Wednesday, May 4, 2011

Dissecting Chinese Growth: How Long Will It Continue?

Academic specialists know a great deal, but they are not good at sharing their results with general readers. What we know about Chinese growth is a case in point.

There is practically no question more important than the future of Chinese growth. If it continues unabated for another decade, its GDP would be fifty percent larger than the U.S., and its per capita GDP would be a third. If growth continued two decades, its GDP would be two and a half times ours, and its per capita GDP would be half. China would be a dominant super power, its people affluent, and an economic powerhouse. As some have argued, affluence may bring with it democracy.

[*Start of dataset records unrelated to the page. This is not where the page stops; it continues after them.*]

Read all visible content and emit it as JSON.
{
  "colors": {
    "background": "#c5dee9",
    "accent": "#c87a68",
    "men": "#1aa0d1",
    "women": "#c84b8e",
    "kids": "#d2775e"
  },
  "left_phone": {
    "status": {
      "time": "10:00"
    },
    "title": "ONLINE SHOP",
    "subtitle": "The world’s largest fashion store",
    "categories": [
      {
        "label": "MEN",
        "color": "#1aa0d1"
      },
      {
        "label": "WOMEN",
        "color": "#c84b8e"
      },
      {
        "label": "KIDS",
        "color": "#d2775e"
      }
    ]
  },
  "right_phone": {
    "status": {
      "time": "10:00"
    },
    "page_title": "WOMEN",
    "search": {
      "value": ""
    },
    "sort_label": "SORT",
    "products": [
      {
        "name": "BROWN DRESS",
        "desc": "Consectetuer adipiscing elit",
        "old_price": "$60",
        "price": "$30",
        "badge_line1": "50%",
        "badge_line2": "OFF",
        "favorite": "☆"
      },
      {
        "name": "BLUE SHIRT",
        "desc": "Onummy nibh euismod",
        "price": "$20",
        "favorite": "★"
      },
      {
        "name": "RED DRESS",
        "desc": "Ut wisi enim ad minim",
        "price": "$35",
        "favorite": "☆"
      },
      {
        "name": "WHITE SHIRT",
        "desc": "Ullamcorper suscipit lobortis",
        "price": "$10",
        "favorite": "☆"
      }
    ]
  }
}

Other countries – Japan, the USSR, Germany – had long episodes of fast growth that came to an end. They were all high savers, but not to the extremes of China today. We all know that China’s growth spurt must eventually end, but it is vitally important to know when.

We can apply growth accounting to explain Chinese growth. (I’ll try to make it simple but the results are important).

Growth accounting divides growth into three sources:

1) The growth of capital and labor,
2) Technological progress, which allows us to produce more from the same inputs, and
3) Reallocation of inputs from less to more productive activities.

Since 1978, China’s output and capital grew at exceptional rates ((9% and 12%, respectively), labor at a more normal (but fast) 2%. According to the growth-accounting formula, some two thirds of Chinese growth is due to fast labor and capital growth. The remaining one third is technological progress.

Japan (1953-1985) is the closest parallel to China. Japan’s output and capital grew 7% and 9%, respectively, and labor at 1%. Less than half of Japan’s growth was from labor and capital; more than half was from technological progress.

Germany, in the early postwar years grew at 7%, capital at 6% and more than 60% of its growth was from technological progress.

China is underperforming Japan and Germany in percentage terms in marshalling new technologies for growth, but its performance is nonetheless impressive.

Japan’s and Germany’s huge productivity growth in the early postwar period was due to the vast technology backlog that had arisen during the war. China also benefits from a backlog, not due to war but to its earlier isolation. Like Japan and Germany, its growth will drop as the backlog is worked off. China was relatively more backward than Germany or Japan when each began their move; it may take longer for China to work off the backlog.

What do such figures tell us about the future, especially in light of the newly released census results?

First, China’s labor force growth has stopped for all practical purposes. This factor should reduce China’s growth by one percentage point, still leaving enough room for continued rapid growth.

Second, urban and rural populations have reached parity and labor migration appears to have peaked. With about one fifth of Chinese productivity growth due to labor reallocation, we can knock off another 2 percent, more or less, from Chinese growth.

Third, improvements in educational achievements have been striking, but they may not be enough to offset the effects of aging in an assembly-line economy such as China.

Fourth, with the destruction of the extended family by the one-child policy, the government will increasingly have to care of the elderly. When this happens, China will suffer the growth declines characteristic of transfer economies.

Fifth, with the “easy growth” of labor expansion and migration behind it, China’s growth will depend increasingly on technology. Technology advances depend on continued inflows of foreign direct investment. If the West decides to switch its FDI to other (lower wage) countries, China will lose it major source of growth.

China is more dependent on us than many think.

2 comments:

  1. Great blog. Robert Robert Fogel should read this as well.

    A short comment: Germany and Japan also enjoyed democracy; but, China does not. Among other things, democracy influences the government's mix of taxes and expenditures (the budget), legitimizes (or shares the blame for) wealth accumulation,.... Richer and more educated Chinese may consider democracy as a superior or luxury good, but not the government that will have to share the power. So, a latent conflict is brewing that attaches a unrealized risk-premium to the observed growth in China. Overall, China may see a big crunch, and re-distribution of wealth, rather than a moderation of growth (i.e., similar to Japan and Germany), in the next few years or so.